Need for an information technology security policy in an organization

Widespread use of information technology (IT) has necessitated an increase in consciousness about IT security.  As persons and organizations settle for application of computer and mobile phone to most of their activities, as use of flash drives to move data from one computer to another within homes and offices becomes fashionable, and as more information and communication devices are connected to the Internet nowadays than ever before, malicious activities are on the increase to obscure the normal functioning of these devices and to compromise the privacy and integrity of data they contain.  What users of these IT devices do (or should do) to contend with such threats is very important.  It may not be simple, for IT security is a complex issue.

The complexity may be associated with the diverse nature of IT and its hub—information.  Looking at the many different devices, computer programs and networks that constitute IT and the varied formats in which information is held and transmitted, very many people get scared.  They are confused as to what sort and level of security to provide for, and for which item?  This is so especially when there are many competing critical expenses.  The usual stance has been to assume there will be no security issue, but if any issue comes up, it will then be dealt with.  We may not know what is wrong with this reactive approach if we have not understood what IT security actually is and the extent of calamities that negligence can bring upon us.  Although IT security is wider than computer security, information security, data security, and other related terminologies that are in use, the definition of computer security given in American National Standard Dictionaryof Information Technology (ANSDIT) (2009) is a good representation of the meaning of IT security.  ANSDIT’s definition points to taking appropriate actions to protect data and resources from accidental or malicious acts.  Data, in whatever form, are just what IT works with, and resources encompass the devices, software and networks that participate in the processing and communication of the data.  Accidental or malicious acts may be loss or unauthorized modification, destruction, access, disclosure, or acquisition.

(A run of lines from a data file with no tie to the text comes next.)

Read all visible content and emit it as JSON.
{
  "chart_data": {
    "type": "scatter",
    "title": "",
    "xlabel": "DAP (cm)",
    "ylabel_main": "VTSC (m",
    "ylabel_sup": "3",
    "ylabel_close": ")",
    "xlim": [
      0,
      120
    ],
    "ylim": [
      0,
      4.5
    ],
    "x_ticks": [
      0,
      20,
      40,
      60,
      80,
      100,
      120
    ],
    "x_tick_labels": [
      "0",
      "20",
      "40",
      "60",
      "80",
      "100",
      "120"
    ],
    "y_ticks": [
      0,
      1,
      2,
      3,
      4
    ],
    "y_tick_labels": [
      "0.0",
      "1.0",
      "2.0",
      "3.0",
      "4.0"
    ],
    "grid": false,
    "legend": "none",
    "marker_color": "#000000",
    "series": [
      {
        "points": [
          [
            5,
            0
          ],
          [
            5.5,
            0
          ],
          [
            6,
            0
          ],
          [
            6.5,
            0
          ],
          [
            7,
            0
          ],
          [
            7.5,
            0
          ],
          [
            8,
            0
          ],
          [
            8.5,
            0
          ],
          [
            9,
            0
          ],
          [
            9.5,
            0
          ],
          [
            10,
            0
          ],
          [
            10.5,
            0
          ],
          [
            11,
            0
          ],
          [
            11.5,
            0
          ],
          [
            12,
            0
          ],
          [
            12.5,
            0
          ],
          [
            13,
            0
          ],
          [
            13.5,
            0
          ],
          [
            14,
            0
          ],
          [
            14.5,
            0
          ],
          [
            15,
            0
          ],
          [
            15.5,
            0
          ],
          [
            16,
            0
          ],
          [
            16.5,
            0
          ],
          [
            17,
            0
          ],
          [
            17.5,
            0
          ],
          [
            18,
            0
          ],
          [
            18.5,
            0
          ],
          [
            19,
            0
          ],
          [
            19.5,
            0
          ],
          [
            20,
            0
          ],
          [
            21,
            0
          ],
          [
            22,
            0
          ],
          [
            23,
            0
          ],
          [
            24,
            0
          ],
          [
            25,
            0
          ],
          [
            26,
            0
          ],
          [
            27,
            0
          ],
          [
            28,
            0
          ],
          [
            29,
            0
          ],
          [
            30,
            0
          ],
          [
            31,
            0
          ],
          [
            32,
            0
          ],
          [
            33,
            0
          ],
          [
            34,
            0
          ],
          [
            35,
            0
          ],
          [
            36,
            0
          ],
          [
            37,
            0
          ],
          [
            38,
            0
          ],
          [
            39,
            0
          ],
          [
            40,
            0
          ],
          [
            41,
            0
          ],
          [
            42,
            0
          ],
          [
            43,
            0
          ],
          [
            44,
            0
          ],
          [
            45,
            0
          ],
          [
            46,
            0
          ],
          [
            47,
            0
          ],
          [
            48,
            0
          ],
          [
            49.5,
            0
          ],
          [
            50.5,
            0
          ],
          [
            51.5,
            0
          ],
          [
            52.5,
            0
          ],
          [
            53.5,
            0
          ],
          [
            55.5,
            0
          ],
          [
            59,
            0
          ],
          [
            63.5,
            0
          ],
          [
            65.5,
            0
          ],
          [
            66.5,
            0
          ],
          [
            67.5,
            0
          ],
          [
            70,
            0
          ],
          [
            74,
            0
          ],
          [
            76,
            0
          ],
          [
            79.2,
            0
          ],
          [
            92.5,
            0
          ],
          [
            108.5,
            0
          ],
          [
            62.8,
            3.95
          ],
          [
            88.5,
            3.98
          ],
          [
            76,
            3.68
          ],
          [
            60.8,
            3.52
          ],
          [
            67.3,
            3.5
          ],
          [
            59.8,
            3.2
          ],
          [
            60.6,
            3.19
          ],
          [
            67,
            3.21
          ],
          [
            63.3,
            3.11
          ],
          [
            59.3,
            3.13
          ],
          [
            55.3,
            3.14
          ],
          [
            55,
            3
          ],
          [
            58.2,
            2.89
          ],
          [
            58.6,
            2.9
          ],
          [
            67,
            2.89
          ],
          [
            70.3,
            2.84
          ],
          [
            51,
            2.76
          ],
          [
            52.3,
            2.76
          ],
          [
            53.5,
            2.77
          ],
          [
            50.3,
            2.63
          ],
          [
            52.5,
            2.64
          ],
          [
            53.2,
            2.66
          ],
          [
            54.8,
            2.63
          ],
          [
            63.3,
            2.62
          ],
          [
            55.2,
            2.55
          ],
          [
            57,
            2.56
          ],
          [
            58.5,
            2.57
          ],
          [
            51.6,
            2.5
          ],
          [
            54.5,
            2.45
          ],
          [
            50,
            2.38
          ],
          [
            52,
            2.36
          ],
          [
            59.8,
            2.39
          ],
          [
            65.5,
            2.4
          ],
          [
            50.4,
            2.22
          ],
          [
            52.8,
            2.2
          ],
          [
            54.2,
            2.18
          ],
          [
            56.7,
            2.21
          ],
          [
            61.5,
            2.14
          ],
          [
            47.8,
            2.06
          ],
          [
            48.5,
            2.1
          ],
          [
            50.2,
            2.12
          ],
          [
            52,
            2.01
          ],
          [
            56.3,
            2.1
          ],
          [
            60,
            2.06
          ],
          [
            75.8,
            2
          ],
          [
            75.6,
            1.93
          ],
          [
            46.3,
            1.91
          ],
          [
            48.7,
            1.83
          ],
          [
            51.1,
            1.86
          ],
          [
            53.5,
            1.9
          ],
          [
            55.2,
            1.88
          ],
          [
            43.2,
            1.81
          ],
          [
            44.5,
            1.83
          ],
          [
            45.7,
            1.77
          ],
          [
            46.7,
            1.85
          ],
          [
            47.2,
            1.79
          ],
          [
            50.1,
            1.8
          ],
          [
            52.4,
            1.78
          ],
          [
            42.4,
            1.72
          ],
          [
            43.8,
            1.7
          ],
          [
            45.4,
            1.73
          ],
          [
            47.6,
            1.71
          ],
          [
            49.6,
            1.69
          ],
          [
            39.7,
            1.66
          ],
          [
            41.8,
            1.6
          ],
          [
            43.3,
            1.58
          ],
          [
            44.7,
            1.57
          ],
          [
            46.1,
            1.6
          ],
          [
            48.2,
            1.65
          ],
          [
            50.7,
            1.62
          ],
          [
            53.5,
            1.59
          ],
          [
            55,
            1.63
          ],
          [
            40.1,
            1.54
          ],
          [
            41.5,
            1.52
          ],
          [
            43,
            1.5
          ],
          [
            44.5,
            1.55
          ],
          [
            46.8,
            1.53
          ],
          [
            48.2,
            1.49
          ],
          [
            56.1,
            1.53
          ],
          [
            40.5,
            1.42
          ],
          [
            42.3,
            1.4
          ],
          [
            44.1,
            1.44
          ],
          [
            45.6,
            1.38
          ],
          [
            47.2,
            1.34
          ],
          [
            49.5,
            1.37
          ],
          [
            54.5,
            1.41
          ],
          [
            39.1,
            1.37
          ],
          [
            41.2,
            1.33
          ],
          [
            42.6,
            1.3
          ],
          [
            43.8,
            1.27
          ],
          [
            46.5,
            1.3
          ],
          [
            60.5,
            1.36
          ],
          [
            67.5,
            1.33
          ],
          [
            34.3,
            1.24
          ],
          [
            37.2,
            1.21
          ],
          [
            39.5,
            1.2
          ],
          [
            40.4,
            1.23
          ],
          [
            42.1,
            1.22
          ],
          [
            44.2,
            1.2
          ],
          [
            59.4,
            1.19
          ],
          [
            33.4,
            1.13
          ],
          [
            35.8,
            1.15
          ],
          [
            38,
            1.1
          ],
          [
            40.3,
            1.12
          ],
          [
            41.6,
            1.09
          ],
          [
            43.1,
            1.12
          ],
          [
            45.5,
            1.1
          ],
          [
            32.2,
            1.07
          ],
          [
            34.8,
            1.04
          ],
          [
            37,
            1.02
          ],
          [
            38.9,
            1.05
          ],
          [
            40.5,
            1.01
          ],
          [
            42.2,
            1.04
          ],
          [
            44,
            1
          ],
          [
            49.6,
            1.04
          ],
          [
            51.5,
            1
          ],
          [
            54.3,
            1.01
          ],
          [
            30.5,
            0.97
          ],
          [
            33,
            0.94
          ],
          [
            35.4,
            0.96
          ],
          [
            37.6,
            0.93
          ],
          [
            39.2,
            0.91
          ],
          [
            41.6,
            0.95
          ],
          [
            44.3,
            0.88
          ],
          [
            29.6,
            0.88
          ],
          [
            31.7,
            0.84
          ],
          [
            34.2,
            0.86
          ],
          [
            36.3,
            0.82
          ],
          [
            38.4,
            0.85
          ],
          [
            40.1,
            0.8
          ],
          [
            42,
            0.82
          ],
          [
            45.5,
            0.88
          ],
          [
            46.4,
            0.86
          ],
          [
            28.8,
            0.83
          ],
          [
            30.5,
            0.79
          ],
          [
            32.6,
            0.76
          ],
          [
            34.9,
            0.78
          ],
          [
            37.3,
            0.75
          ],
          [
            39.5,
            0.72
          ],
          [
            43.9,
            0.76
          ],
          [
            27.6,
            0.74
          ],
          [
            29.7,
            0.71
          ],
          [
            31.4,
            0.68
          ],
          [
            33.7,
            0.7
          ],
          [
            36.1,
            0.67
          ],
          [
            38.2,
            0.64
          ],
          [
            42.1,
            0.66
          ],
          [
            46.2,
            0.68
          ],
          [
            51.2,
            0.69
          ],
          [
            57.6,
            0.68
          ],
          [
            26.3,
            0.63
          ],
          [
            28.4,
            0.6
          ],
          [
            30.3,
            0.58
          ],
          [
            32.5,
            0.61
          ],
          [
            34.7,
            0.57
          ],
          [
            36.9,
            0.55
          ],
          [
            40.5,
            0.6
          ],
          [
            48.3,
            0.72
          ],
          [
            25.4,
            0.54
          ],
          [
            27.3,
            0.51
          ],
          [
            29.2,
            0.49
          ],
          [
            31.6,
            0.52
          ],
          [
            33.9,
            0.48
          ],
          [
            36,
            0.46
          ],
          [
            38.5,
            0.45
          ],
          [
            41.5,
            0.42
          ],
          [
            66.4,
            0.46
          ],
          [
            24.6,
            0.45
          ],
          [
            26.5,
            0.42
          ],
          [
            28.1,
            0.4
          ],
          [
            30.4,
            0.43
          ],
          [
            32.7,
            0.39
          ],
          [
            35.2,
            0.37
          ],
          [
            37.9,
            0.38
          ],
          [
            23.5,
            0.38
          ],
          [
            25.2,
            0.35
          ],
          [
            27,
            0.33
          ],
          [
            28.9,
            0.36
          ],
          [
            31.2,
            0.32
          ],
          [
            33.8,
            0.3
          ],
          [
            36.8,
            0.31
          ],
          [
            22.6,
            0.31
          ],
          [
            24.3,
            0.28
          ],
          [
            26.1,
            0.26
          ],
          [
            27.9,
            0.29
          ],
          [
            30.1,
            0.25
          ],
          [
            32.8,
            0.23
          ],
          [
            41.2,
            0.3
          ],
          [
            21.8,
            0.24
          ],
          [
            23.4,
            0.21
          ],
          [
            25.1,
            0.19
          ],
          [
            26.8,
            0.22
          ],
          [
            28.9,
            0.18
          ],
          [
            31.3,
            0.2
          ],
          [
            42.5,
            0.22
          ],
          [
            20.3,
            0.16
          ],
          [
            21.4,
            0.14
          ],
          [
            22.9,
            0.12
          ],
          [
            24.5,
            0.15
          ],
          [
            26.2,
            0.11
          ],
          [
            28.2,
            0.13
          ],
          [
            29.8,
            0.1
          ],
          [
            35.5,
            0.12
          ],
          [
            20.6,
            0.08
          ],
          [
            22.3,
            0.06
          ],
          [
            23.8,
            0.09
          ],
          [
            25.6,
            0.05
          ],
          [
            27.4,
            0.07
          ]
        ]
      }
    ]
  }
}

No matter how complex it is, security of information technology must not be kept on the reserve bench of expenditure heads, to be called up only when there is surplus money or when attackers strike.  Security has to be thought about during planning of hardware and software acquisition, of data generation, warehousing and transfer, and of installation of all kinds of networks and servers.  Just as policies guide human resource management, procurement, production and other major activities for effectiveness and efficiency in achieving organizations’ goals, there ought to be a policy to provide direction for effective and adequate IT security, since IT now pervades all organizational functions.  Sadowsky et al (2003) said that putting a set of effective security policies in place was one of the critical steps you must take to ensure that your machines and information would be secure from unauthorized access and that you would be able to exchange that information securely with others on the network.  IT security policy is simply a plan or course of actions (conventionally written) adopted for providing IT security.  

Quite much has been written about various aspects of IT security, which has been used interchangeably with computer security, information security, data security and information and communication technology (ICT) security. All works published in IT security so far are intelligently written and incisive.  They are indeed exciting.  What is not delightful, however, is the negligence given to policy aspect.  One reason for this negligence, this writer assumes—based on practices in his environment, is that practicing IT security without a policy has been a norm, and at times where a policy exists, it is rarely implemented, creating the impression that security policy is needless.  This explains why many organizations’ strategy is traditionally reactive.  In many cases, the fire-brigade measures launched against attacks lack the potency to restore conditions to original.

A policy prepares an organization to tactically prevent attacks. Organizations and IT security practitioners should accord IT security policy the attention it deserves for most effective mitigation of IT risks, especially now that war fronts are being moved into cyberspace.     

REFERENCES:

American National Standard Dictionary of Information Technology (2009). Washington, DC: InterNational Committee for Information Technology Standards (INCITS)

Sadowsky, George, Dempsey, James X., Greenberg, Alan, Mack, Barbara J., & Schwartz,   Alan (2003). Information technology security handbook. Washington, D.C.: The International Bank for Reconstruction and Development/The World Bank.  

About the author
Chris Prince Udochukwu Njoku (PhD) is Principal Operations Manager in Information and Communication Technology Unit of University of Nigeria.